The Biblical Illustrator
Matthew 26:47-52
And Jesus said unto him, Friend, wherefore art thou come?
The last pleading of love
I. The patience of Christ’s love. The betrayer in the very instant of his treason has that changeless tenderness lingering around him, and that merciful hand beckoning to him still. Sin is mighty, but it cannot make God cease to love us.
II. The pleading of Christ’s patient love. There is an appeal to the traitor’s heart, and an appeal to his conscience. Christ would have him think of the relations that have so long subsisted between them, and of the real nature of the deed he was doing. The sharp question is meant to wake up his conscience. All our evils are betrayals of Christ, and all our betrayals of Christ are sins against a perfect friendship and an unvaried goodness. We too have sat at His table, heard His wisdom, had a place in His heart. It is the constant effort of the love of Christ to get us to say to ourselves the real name of what we are about. “Wherefore art thou come? “ Almost all actions have a better and a worse side, prudence is called selfishness; we are clever men of business, he a rogue. It is, therefore, the office of love to force us to look at the thing as it is. He must begin with rebukes that He may advance to blessing.
III. The possible rejection Of the pleading of Christ’s patient love. We can resist His pleadings. It is easily done. Judas merely held his peace-no more. Silence is sufficient. Non-submission is rebellion. The appeal of Christ’s love hardens where it does not soften. The sun either scatters the summer morning mists, or it rolls them into heavier folds, from whose livid depths the lightning is flashing by mid-day. That silence was probably the silence of a man whose conscience was convicted while his will was unchanged. (A. Maclaren, D. D.)
God’s love embraces the worst man
As the sunshine pours down as willingly and abundantly on filth and dunghills, as on gold that glitters in its beam, and jewels that flash back its lustre, so the light and warmth of that unsetting and unexhausted source of life pours down on “the unthankful and on the good.” The great ocean clasps some black and barren crag that frowns against it, as closely as with its waves it kisses some fair strand enamelled with flowers and fragrant with perfumes. So that sea of love in which we live, and move, and have our being, encircles the worst with abundant flow. He Himself sets us the pattern, which to imitate is to be the children of “our Father which is in heaven,” in that He loves His enemies, blessing them that curse, and doing good to them that hate. (A. Maclaren, D. D.)
Man may reject the Divine love
We cannot cease to be the objects of His love, but we can refuse to be the recipients of its most precious gifts. We can bar our hearts against it. Then, of what avail is it to us? To go back to an earlier illustration, the sunshine pours down and floods a world, what does that matter to us if we have fastened up shutters on all our windows, and barred every crevice through which the streaming gladness can find its way? We shall grope at noontide as in the dark, within our gloomy houses, while our neighbours have light in theirs. What matters it though we float in the great ocean of the Divine love, if with pitch and canvas we have carefully closed every aperture at which the flood can enter? A hermetically closed jar, plunged in the Atlantic, will be as dry inside as if it were lying on the sand of the desert. It is possible to perish of thirst within sight of the fountain. It is possible to separate ourselves from the love of God, not to separate the love of God from ourselves. (A. Maclaren, D. D.)
Judas, why made a disciple
But why did Christ choose Judas as a disciple, knowing him a wicked man?
1. To teach us that He will tolerate in the Church militant evil men, and no society among men so small, so holy, but some will creep in.
2. To show His humility and patience in admitting to His board and bread so vile a person, yea, to dip his hand in the same dish.

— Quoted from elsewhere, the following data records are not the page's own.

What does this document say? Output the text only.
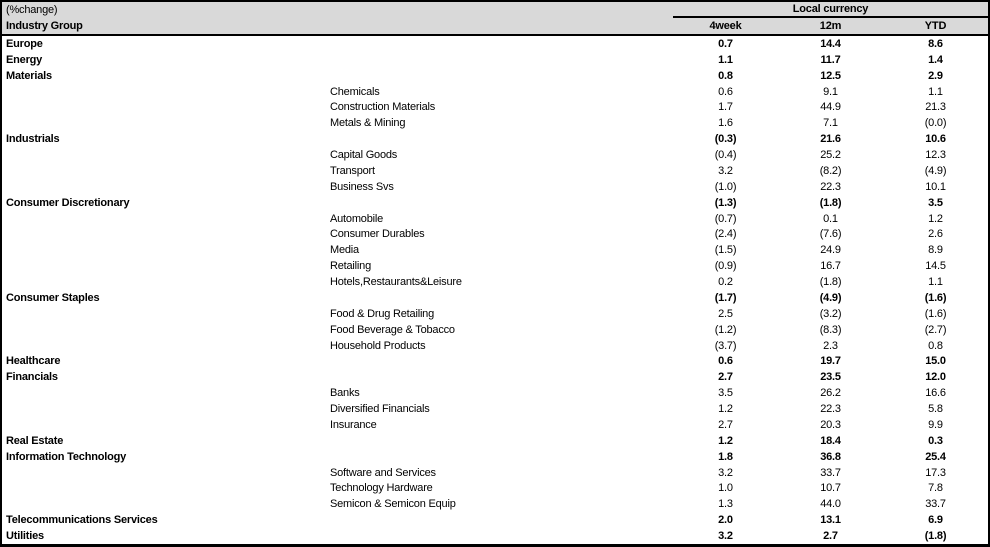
(%change)	Local currency
Industry Group	4week	12m	YTD
Europe	0.7	14.4	8.6
Energy	1.1	11.7	1.4
Materials	0.8	12.5	2.9
Chemicals	0.6	9.1	1.1
Construction Materials	1.7	44.9	21.3
Metals & Mining	1.6	7.1	(0.0)
Industrials	(0.3)	21.6	10.6
Capital Goods	(0.4)	25.2	12.3
Transport	3.2	(8.2)	(4.9)
Business Svs	(1.0)	22.3	10.1
Consumer Discretionary	(1.3)	(1.8)	3.5
Automobile	(0.7)	0.1	1.2
Consumer Durables	(2.4)	(7.6)	2.6
Media	(1.5)	24.9	8.9
Retailing	(0.9)	16.7	14.5
Hotels,Restaurants&Leisure	0.2	(1.8)	1.1
Consumer Staples	(1.7)	(4.9)	(1.6)
Food & Drug Retailing	2.5	(3.2)	(1.6)
Food Beverage & Tobacco	(1.2)	(8.3)	(2.7)
Household Products	(3.7)	2.3	0.8
Healthcare	0.6	19.7	15.0
Financials	2.7	23.5	12.0
Banks	3.5	26.2	16.6
Diversified Financials	1.2	22.3	5.8
Insurance	2.7	20.3	9.9
Real Estate	1.2	18.4	0.3
Information Technology	1.8	36.8	25.4
Software and Services	3.2	33.7	17.3
Technology Hardware	1.0	10.7	7.8
Semicon & Semicon Equip	1.3	44.0	33.7
Telecommunications Services	2.0	13.1	6.9
Utilities	3.2	2.7	(1.8)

3. To accomplish the ancient prophecy, that his familiar friend, and he that eats bread with Him, that went up to the house of God with Him as a friend, he should lift up his hand against Him (Psalms 55:13.) (Thomas Taylor.)
Perishing by the sword if we use the sword
Human vengeance will produce its own punishment. Resist, and you will be resisted. Treat men unkindly and they will treat you unkindly. But, on the other hand, be gentle and you will rule. Be willing to bear injuries and you will triumph. Believe in martyrdom. Let martyrdom be possible. “Blessed are the meek, for they shall inherit the earth.” Christ is the great fulfilment of that beatitude; and His example is here before us, consistent to the end. (Dean Howson.)